Abschied vom Arbeitsleben (2) –
Der persönliche Abschied

Sie nähern sich dem Ende eines langen Berufslebens. Haben Sie Ihren letzten Arbeitstag schon vor Augen? Mit dem Berufsleben geht der längste Lebensabschnitt, den wir in der Regel erleben, zu Ende. Der letzte Arbeitstag ist würdig, auch entsprechend beendet zu werden. Fragen Sie sich, wie Sie ihn gestalten sollen?

Denn wie es schon im ersten Blog-Teil zum Thema „Abschied vom Arbeitsleben“ steht: Lesen Sie Ihr „Buch des Arbeitslebens“ bis zum Ende. Schlagen Sie es nicht mittendrin oder kurz vor dem Ende zu. Das gibt einen faden Beigeschmack und hängt Ihnen unter Umständen länger nach, als Sie sich jetzt vorstellen können.

Gestalten Sie Ihren Abschied für sich mit gebührender Anerkennung.

Mit dieser Handlung geht es auch um Ihre ganz persönliche Wertschätzung Ihrer erbrachten Leistung in den vergangen mindestens 35 Jahren.

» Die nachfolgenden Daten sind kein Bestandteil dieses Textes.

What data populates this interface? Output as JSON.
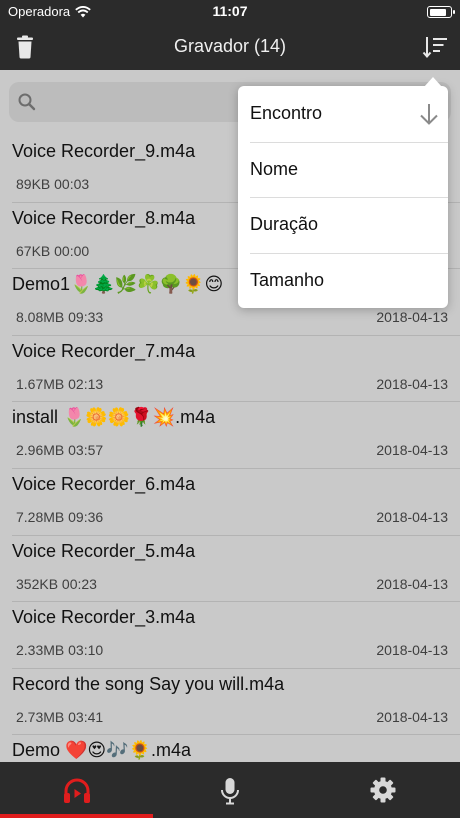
{
  "status_bar": {
    "carrier": "Operadora",
    "time": "11:07",
    "battery_level": 0.85
  },
  "nav": {
    "title": "Gravador (14)",
    "trash_icon": "trash-icon",
    "sort_icon": "sort-icon"
  },
  "search": {
    "placeholder": "",
    "value": ""
  },
  "recordings": [
    {
      "name": "Voice Recorder_9.m4a",
      "meta": "89KB 00:03",
      "date": ""
    },
    {
      "name": "Voice Recorder_8.m4a",
      "meta": "67KB 00:00",
      "date": ""
    },
    {
      "name": "Demo1🌷🌲🌿☘️🌳🌻😊",
      "meta": "8.08MB 09:33",
      "date": "2018-04-13"
    },
    {
      "name": "Voice Recorder_7.m4a",
      "meta": "1.67MB 02:13",
      "date": "2018-04-13"
    },
    {
      "name": "install 🌷🌼🌼🌹💥.m4a",
      "meta": "2.96MB 03:57",
      "date": "2018-04-13"
    },
    {
      "name": "Voice Recorder_6.m4a",
      "meta": "7.28MB 09:36",
      "date": "2018-04-13"
    },
    {
      "name": "Voice Recorder_5.m4a",
      "meta": "352KB 00:23",
      "date": "2018-04-13"
    },
    {
      "name": "Voice Recorder_3.m4a",
      "meta": "2.33MB 03:10",
      "date": "2018-04-13"
    },
    {
      "name": "Record the song Say you will.m4a",
      "meta": "2.73MB 03:41",
      "date": "2018-04-13"
    },
    {
      "name": "Demo ❤️😍🎶🌻.m4a",
      "meta": "",
      "date": ""
    }
  ],
  "sort_menu": {
    "options": [
      "Encontro",
      "Nome",
      "Duração",
      "Tamanho"
    ],
    "selected_direction_icon": "arrow-down-icon"
  },
  "tabs": [
    {
      "icon": "headphones-play-icon",
      "active": true
    },
    {
      "icon": "microphone-icon",
      "active": false
    },
    {
      "icon": "gear-icon",
      "active": false
    }
  ],
  "colors": {
    "accent": "#e01d1d",
    "bar": "#2b2b2b",
    "list_bg": "#c9c9c9"
  }
}
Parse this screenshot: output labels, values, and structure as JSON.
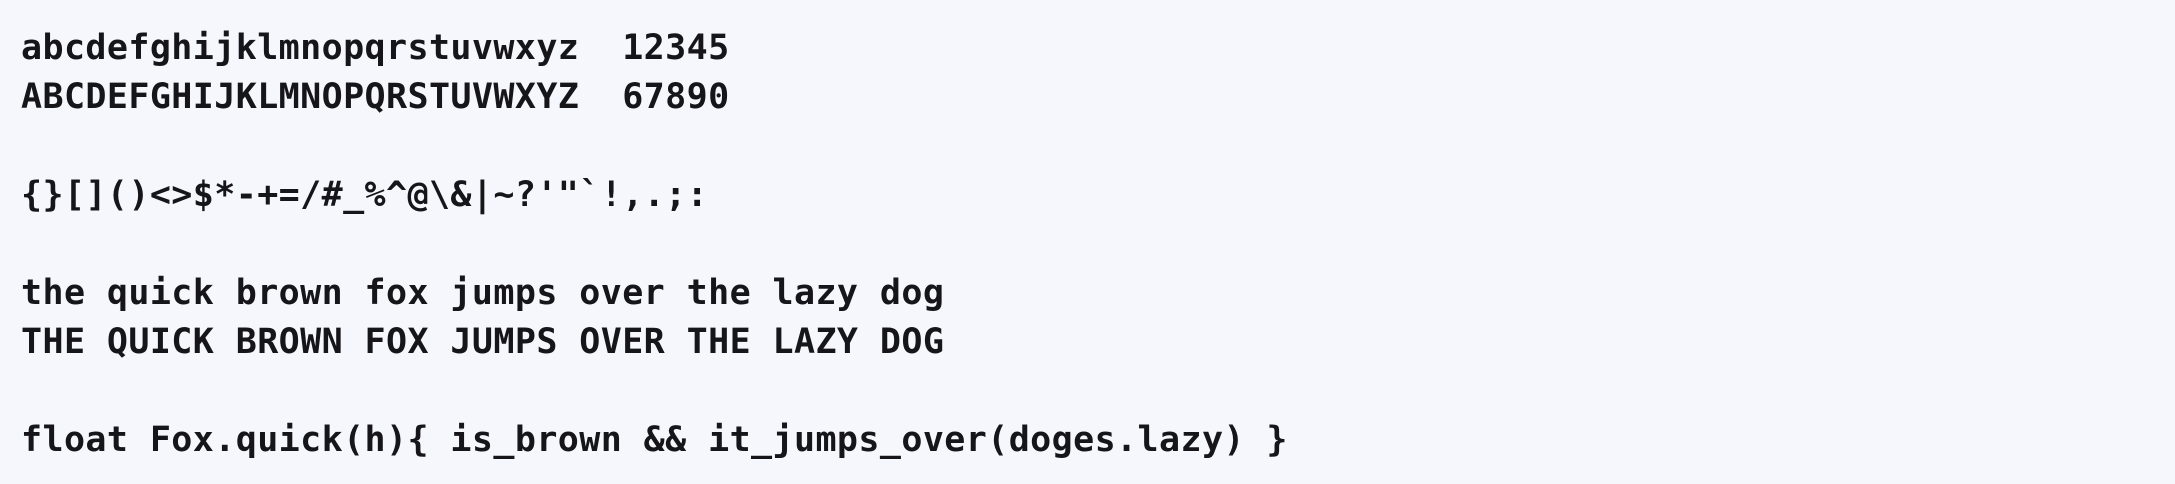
{
  "specimen": {
    "lowercase": "abcdefghijklmnopqrstuvwxyz  12345",
    "uppercase": "ABCDEFGHIJKLMNOPQRSTUVWXYZ  67890",
    "symbols": "{}[]()<>$*-+=/#_%^@\\&|~?'\"`!,.;:",
    "pangram_lower": "the quick brown fox jumps over the lazy dog",
    "pangram_upper": "THE QUICK BROWN FOX JUMPS OVER THE LAZY DOG",
    "code_sample": "float Fox.quick(h){ is_brown && it_jumps_over(doges.lazy) }"
  },
  "colors": {
    "background": "#f6f7fd",
    "text": "#16161a"
  }
}
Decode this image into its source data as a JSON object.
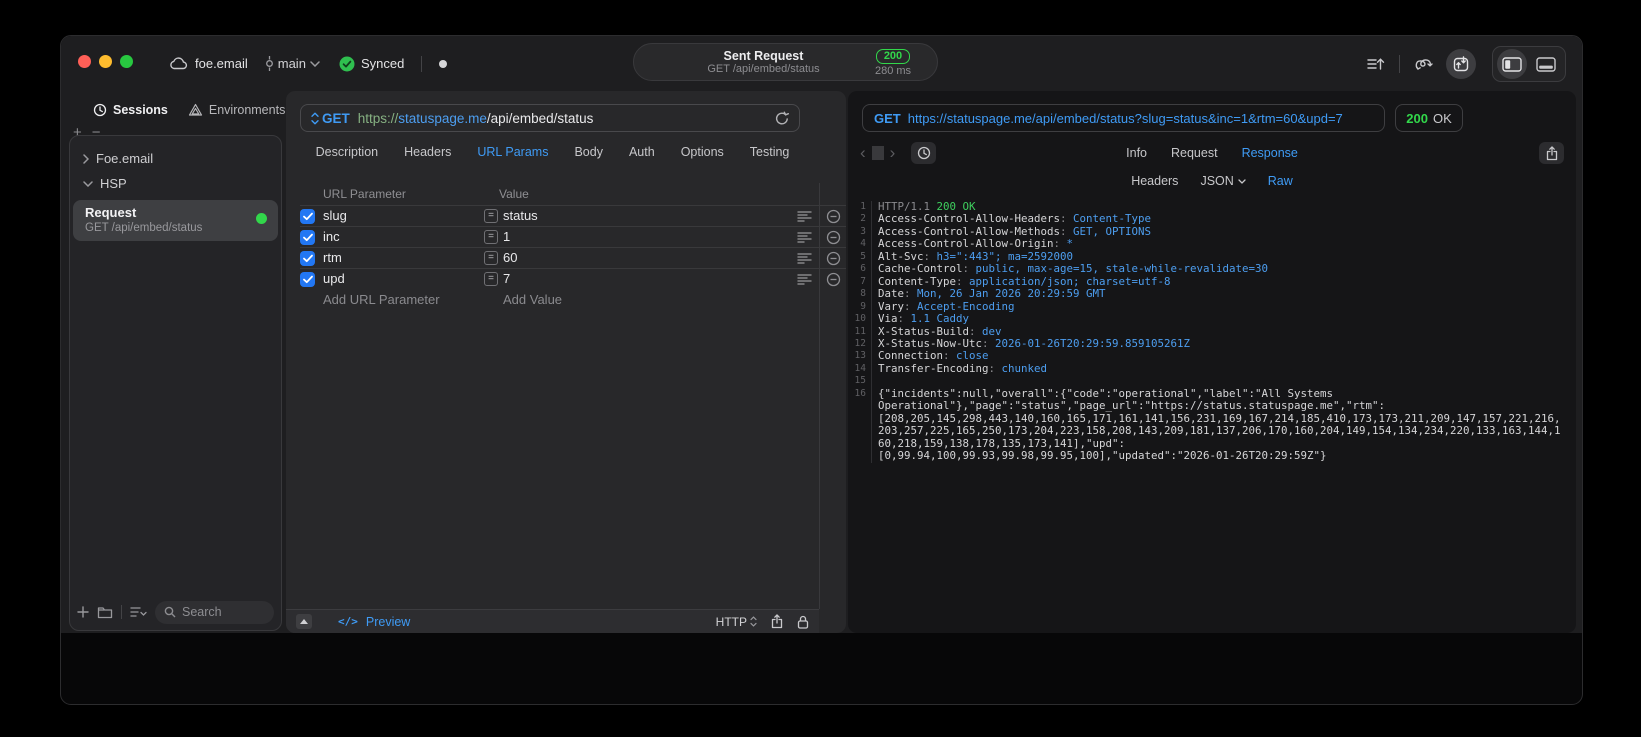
{
  "titlebar": {
    "project": "foe.email",
    "branch": "main",
    "synced": "Synced",
    "request": {
      "title": "Sent Request",
      "subtitle": "GET /api/embed/status",
      "status_code": "200",
      "duration": "280 ms"
    }
  },
  "sidebar": {
    "tabs": [
      {
        "label": "Sessions"
      },
      {
        "label": "Environments"
      }
    ],
    "tree": [
      {
        "label": "Foe.email"
      },
      {
        "label": "HSP"
      }
    ],
    "request_item": {
      "title": "Request",
      "subtitle": "GET /api/embed/status"
    },
    "search_placeholder": "Search"
  },
  "request_editor": {
    "method": "GET",
    "url_scheme": "https://",
    "url_host": "statuspage.me",
    "url_path": "/api/embed/status",
    "tabs": [
      "Description",
      "Headers",
      "URL Params",
      "Body",
      "Auth",
      "Options",
      "Testing"
    ],
    "active_tab": "URL Params",
    "params": {
      "col_name": "URL Parameter",
      "col_value": "Value",
      "equals_glyph": "=",
      "rows": [
        {
          "name": "slug",
          "value": "status",
          "checked": true
        },
        {
          "name": "inc",
          "value": "1",
          "checked": true
        },
        {
          "name": "rtm",
          "value": "60",
          "checked": true
        },
        {
          "name": "upd",
          "value": "7",
          "checked": true
        }
      ],
      "add_name": "Add URL Parameter",
      "add_value": "Add Value"
    },
    "footer": {
      "code_glyph": "</>",
      "preview": "Preview",
      "protocol": "HTTP"
    }
  },
  "response_viewer": {
    "method": "GET",
    "url": "https://statuspage.me/api/embed/status?slug=status&inc=1&rtm=60&upd=7",
    "status_code": "200",
    "status_text": "OK",
    "tabs": [
      "Info",
      "Request",
      "Response"
    ],
    "active_tab": "Response",
    "subtabs": [
      "Headers",
      "JSON",
      "Raw"
    ],
    "active_subtab": "Raw",
    "code_lines": [
      {
        "n": "1",
        "segs": [
          [
            "HTTP/1.1 ",
            "dim"
          ],
          [
            "200 OK",
            "green"
          ]
        ]
      },
      {
        "n": "2",
        "segs": [
          [
            "Access-Control-Allow-Headers",
            "key"
          ],
          [
            ": ",
            "dim"
          ],
          [
            "Content-Type",
            "val"
          ]
        ]
      },
      {
        "n": "3",
        "segs": [
          [
            "Access-Control-Allow-Methods",
            "key"
          ],
          [
            ": ",
            "dim"
          ],
          [
            "GET, OPTIONS",
            "val"
          ]
        ]
      },
      {
        "n": "4",
        "segs": [
          [
            "Access-Control-Allow-Origin",
            "key"
          ],
          [
            ": ",
            "dim"
          ],
          [
            "*",
            "val"
          ]
        ]
      },
      {
        "n": "5",
        "segs": [
          [
            "Alt-Svc",
            "key"
          ],
          [
            ": ",
            "dim"
          ],
          [
            "h3=\":443\"; ma=2592000",
            "val"
          ]
        ]
      },
      {
        "n": "6",
        "segs": [
          [
            "Cache-Control",
            "key"
          ],
          [
            ": ",
            "dim"
          ],
          [
            "public, max-age=15, stale-while-revalidate=30",
            "val"
          ]
        ]
      },
      {
        "n": "7",
        "segs": [
          [
            "Content-Type",
            "key"
          ],
          [
            ": ",
            "dim"
          ],
          [
            "application/json; charset=utf-8",
            "val"
          ]
        ]
      },
      {
        "n": "8",
        "segs": [
          [
            "Date",
            "key"
          ],
          [
            ": ",
            "dim"
          ],
          [
            "Mon, 26 Jan 2026 20:29:59 GMT",
            "val"
          ]
        ]
      },
      {
        "n": "9",
        "segs": [
          [
            "Vary",
            "key"
          ],
          [
            ": ",
            "dim"
          ],
          [
            "Accept-Encoding",
            "val"
          ]
        ]
      },
      {
        "n": "10",
        "segs": [
          [
            "Via",
            "key"
          ],
          [
            ": ",
            "dim"
          ],
          [
            "1.1 Caddy",
            "val"
          ]
        ]
      },
      {
        "n": "11",
        "segs": [
          [
            "X-Status-Build",
            "key"
          ],
          [
            ": ",
            "dim"
          ],
          [
            "dev",
            "val"
          ]
        ]
      },
      {
        "n": "12",
        "segs": [
          [
            "X-Status-Now-Utc",
            "key"
          ],
          [
            ": ",
            "dim"
          ],
          [
            "2026-01-26T20:29:59.859105261Z",
            "val"
          ]
        ]
      },
      {
        "n": "13",
        "segs": [
          [
            "Connection",
            "key"
          ],
          [
            ": ",
            "dim"
          ],
          [
            "close",
            "val"
          ]
        ]
      },
      {
        "n": "14",
        "segs": [
          [
            "Transfer-Encoding",
            "key"
          ],
          [
            ": ",
            "dim"
          ],
          [
            "chunked",
            "val"
          ]
        ]
      },
      {
        "n": "15",
        "segs": []
      },
      {
        "n": "16",
        "segs": [
          [
            "{\"incidents\":null,\"overall\":{\"code\":\"operational\",\"label\":\"All Systems",
            "body"
          ]
        ]
      },
      {
        "n": "",
        "segs": [
          [
            "Operational\"},\"page\":\"status\",\"page_url\":\"https://status.statuspage.me\",\"rtm\":",
            "body"
          ]
        ]
      },
      {
        "n": "",
        "segs": [
          [
            "[208,205,145,298,443,140,160,165,171,161,141,156,231,169,167,214,185,410,173,173,211,209,147,157,221,216,",
            "body"
          ]
        ]
      },
      {
        "n": "",
        "segs": [
          [
            "203,257,225,165,250,173,204,223,158,208,143,209,181,137,206,170,160,204,149,154,134,234,220,133,163,144,1",
            "body"
          ]
        ]
      },
      {
        "n": "",
        "segs": [
          [
            "60,218,159,138,178,135,173,141],\"upd\":",
            "body"
          ]
        ]
      },
      {
        "n": "",
        "segs": [
          [
            "[0,99.94,100,99.93,99.98,99.95,100],\"updated\":\"2026-01-26T20:29:59Z\"}",
            "body"
          ]
        ]
      }
    ]
  },
  "colors": {
    "accent_blue": "#3f9bf5",
    "status_green": "#32d74b"
  }
}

In Zeiten, in denen wir solche Tage persönlich begehen können, gibt es unterschiedliche Möglichkeiten, Abschied zu feiern.

Eigentlich möchten Sie gerne die ganz große Party mit allen Kolleg*innen, die Ihnen in Ihrem langen Berufsleben über den Weg gelaufen sind, feiern? Ich habe schon Beschäftigte gesehen, die eigens für ihren Abschied einen riesig großen Besprechungsraum für den ganzen Tag reserviert haben und bereits ab 9.00 Uhr morgens erwartungsvoll dort verweilten. Hübsch dekoriert, das Buffet war aufgebaut, die Getränke kaltgestellt. Was sich nur schleppend einstellte, waren die Kollegen und Kolleginnen, die sich verabschieden wollten. Warum? Die meisten hatten kaum bis keine Zeit und huschten nur mal eben so vorbei, um schnell „tschüss“ zu sagen. Kaum eine*r hatte Zeit, länger zu verweilen, um auch in Erinnerungen zu schwelgen, wie das an solchen Tagen meist üblich ist. Das Buffet war selbst am Abend kaum angerührt. Umso bedrückter der Abschied nehmende Kollege, da er sich wenig wertgeschätzt fühlte. Was so schön gedacht war, endete bedrückend.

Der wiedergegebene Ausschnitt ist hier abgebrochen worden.